By the late 1960s he was running the bread oven at his uncle's place on the coast. By the mid 70s he was teaching apprentices. By 1989 he had moved his young family to Canberra, found a shopfront at 6 Iluka Street in Narrabundah, and put his mother's starter back on a windowsill. The sign out front went up that winter. It has not come down.
Bateman's Bay, 1960sWhere it started
Anne and Danny met at the Sunday markets in 1965. She was selling pickles for her mother. He was selling the bread he had baked that morning, still warm under a tea towel, and he priced it forty cents a loaf because he did not yet know what bread was supposed to cost. She bought one. They were married eleven months later.

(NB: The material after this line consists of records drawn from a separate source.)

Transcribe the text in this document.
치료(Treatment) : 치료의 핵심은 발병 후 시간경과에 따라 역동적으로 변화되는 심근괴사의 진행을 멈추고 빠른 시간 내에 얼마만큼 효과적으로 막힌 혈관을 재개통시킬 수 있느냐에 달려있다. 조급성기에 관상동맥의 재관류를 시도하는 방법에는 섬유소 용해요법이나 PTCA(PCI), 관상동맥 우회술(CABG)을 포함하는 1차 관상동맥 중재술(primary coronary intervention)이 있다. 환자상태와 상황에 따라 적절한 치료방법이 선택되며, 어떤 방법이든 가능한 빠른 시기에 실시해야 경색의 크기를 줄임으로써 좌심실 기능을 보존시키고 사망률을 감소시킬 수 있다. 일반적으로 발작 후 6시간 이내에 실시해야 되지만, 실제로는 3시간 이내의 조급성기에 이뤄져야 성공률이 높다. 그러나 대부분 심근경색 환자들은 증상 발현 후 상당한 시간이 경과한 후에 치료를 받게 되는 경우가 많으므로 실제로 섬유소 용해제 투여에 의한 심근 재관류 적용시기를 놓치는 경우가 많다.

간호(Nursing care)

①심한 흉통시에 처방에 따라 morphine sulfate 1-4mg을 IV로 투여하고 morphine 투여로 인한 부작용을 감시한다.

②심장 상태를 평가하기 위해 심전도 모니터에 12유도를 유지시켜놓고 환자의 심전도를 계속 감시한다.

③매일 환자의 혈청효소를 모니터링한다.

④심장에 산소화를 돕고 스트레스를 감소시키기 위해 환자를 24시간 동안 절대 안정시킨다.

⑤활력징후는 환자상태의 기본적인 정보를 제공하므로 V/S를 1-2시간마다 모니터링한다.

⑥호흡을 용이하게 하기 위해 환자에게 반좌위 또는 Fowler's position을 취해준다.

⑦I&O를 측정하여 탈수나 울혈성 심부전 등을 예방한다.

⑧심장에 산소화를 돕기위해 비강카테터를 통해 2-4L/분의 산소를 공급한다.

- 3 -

He worked four bakeries in nine years up and down the south coast. He learned rye from a Hungarian baker in Wollongong. He learned pies from his father-in-law, who had run the kiosk at Batemans Bay races since the 50s. He learned which flour to buy from which mill, which mornings to slow the proof, which afternoons the wind off the ocean meant you had to start an hour earlier or lose the rise.